Ärztetag: Ärzteschaft diskutiert duales System

23. Mai 2012

Auf dem aktuellen Ärztetag sprachen sich die Mediziner für eine Abschaffung der Praxisgebühr, aber gegen einen Systemwechsel aus. Der Standpunkt deckte sich dabei mit dem des Gesundheitsministers Daniel Bahr, während es für die Opposition nur Kritik gab. Neben Bahr forderte auch der Ärztekammerpräsident Frank Ulrich Montgomery, die private Krankenversicherung in ihrer jetzigen Form zu erhalten und keinen Systemwechsel einzuleiten. Der Wechsel zum angestrebten Modell der Opposition, der Bürgerversicherung, bringe mehr Nachteile mit sich, als das es Probleme lösen würde.

 

Demografierücklagen für die gesetzliche Krankenversicherung

Auch der gesundheitspolitische Sprecher der Union, Jens Spahn, äußerte sich zum Thema private Krankenversicherung. Er forderte zudem, ähnlich wie in der PKV auch in der gesetzlichen Krankenversicherung Demografierücklagen zu bilden. Einen einfachen Wechsel der gesetzlichen Krankenversicherung in ein privates System hält Spahn zudem für falsch, da häufig ein falsches Bild von der privaten Krankenversicherung vermittelt werde. So seien nur wenige Selbstständige und Beamte Gutverdiener, so Spahn. Allerdings kritisierte Spahn die PKV auch ein Stück weit. So habe sich das System in den letzten eher vertriebsmässig orientiert, anstatt einen gesteigerten Wert auf die Versorgung zu legen.

 

Lauterbach: „Innovationsfluss dürfe nicht unterbrochen werden“

Im Gegensatz zu Spahn und Montgomery warb der gesundheitspolitische Sprecher der SPD, Karl Lauterbach, für das Modell der Bürgerversicherung. Aufgrund des anhaltenden demografischen Wandels sei es in rund 10 Jahren nicht mehr möglich, die Systeme in ihrem jetzigen Zustand zu finanzieren. Die Finanzierung der Bürgerversicherung sehe jedoch eine Finanzierung von Arbeitgeber und Arbeitnehmer zu gleichen Teilen vor.
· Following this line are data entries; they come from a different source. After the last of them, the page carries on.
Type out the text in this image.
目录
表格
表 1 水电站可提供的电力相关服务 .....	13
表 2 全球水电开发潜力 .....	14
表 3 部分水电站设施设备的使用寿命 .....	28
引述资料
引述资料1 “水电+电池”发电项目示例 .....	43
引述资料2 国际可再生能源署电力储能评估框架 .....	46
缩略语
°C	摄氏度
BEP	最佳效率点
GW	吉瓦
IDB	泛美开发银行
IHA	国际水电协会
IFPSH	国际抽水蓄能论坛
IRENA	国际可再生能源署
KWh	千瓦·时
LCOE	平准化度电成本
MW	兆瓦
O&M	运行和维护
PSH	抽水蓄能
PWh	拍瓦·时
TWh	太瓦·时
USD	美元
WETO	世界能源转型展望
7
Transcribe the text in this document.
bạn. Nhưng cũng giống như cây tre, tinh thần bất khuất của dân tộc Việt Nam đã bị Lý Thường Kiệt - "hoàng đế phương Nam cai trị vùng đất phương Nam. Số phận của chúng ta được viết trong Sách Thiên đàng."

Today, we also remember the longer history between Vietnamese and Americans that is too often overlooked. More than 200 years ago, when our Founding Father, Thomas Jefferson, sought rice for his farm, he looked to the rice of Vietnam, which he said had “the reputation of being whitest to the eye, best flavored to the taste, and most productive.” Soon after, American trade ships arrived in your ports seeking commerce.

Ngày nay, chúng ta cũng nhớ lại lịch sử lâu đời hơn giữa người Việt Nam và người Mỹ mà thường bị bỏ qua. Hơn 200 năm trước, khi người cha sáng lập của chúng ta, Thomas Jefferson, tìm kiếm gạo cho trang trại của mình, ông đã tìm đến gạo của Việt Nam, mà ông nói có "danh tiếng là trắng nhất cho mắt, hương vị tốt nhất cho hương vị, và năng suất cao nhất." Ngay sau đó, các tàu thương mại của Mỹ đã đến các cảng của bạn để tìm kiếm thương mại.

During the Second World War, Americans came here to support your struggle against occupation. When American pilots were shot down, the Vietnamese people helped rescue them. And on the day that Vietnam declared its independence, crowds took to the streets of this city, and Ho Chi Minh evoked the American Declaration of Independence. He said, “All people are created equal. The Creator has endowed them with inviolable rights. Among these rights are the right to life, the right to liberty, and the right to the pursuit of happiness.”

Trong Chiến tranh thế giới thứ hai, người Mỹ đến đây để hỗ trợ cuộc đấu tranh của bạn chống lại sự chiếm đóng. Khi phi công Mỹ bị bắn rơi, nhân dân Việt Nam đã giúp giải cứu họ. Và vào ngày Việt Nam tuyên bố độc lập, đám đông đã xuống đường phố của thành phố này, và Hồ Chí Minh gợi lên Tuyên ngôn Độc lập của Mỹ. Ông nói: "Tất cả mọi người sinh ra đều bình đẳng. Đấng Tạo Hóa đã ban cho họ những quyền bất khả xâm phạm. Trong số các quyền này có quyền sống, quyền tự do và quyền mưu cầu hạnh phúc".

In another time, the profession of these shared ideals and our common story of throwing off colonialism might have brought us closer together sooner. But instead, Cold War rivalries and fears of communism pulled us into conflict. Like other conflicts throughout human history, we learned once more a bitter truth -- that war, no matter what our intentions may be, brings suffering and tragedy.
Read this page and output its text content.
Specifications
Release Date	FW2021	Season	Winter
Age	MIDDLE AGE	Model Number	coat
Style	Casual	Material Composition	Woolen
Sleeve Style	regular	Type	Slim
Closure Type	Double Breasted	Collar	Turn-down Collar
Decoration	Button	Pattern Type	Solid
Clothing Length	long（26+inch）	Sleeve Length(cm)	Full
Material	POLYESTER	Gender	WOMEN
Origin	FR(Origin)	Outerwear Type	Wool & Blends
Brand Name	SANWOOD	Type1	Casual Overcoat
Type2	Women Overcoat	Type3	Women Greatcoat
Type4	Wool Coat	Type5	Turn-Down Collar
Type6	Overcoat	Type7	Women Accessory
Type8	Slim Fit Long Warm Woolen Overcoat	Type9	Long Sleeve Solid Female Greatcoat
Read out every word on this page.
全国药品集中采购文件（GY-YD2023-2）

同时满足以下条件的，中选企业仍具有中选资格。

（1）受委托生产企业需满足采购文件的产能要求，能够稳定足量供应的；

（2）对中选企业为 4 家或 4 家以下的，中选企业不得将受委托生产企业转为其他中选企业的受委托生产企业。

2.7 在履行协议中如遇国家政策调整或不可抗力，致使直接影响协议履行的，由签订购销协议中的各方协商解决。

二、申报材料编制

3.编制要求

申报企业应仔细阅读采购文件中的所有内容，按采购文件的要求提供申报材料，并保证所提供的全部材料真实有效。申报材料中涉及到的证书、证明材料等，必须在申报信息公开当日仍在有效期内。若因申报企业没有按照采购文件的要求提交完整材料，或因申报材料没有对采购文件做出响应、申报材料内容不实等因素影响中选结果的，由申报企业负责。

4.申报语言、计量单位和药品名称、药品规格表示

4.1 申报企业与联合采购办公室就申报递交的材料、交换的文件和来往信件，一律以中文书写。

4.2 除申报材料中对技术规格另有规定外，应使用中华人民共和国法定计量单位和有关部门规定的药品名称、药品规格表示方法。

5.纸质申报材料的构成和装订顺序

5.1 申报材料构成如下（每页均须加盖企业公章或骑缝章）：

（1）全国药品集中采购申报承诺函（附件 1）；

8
Zudem ist es vorgesehen, Steuerzuschüsse für die Finanzierung zu nutzen. Zudem sprach Lauterbach auch die Befürchtung vieler Mediziner an, die Angst um ihre Einkünfte haben. „Man müsse darauf achten, dass die Bürgerversicherung den derzeitigen Innovationsfluss nicht unterbreche und zudem nicht die Einkünfte der Mediziner gefährde“, so Lauterbach.

 

 

Neues Vergütungsmodell – näher an den tatsächlichen Kosten

Zudem erklärte Lauterbach, benötige das System ein anderes Vergütungssystem. Man müsse die Vergütung  näher an den tatsächlichen Kosten halten, als an einem Bewertungsmaßstab. Von einer derartigen Lösung würden beide Seiten profitieren. Für Patienten und Versicherte wären Abrechnungen deutlich transparenter und für Ärzte würde dies zu weniger Bürokratie führen. Abschließend erklärte Lauterbach zudem, man wolle sich als SPD nicht gegen die Meinung der Ärzteschaft durchsetzen, sondern die Bürgerversicherung gründlich mit ihnen diskutieren, um das Modell für alle Beteiligten noch attraktiver zu gestalten.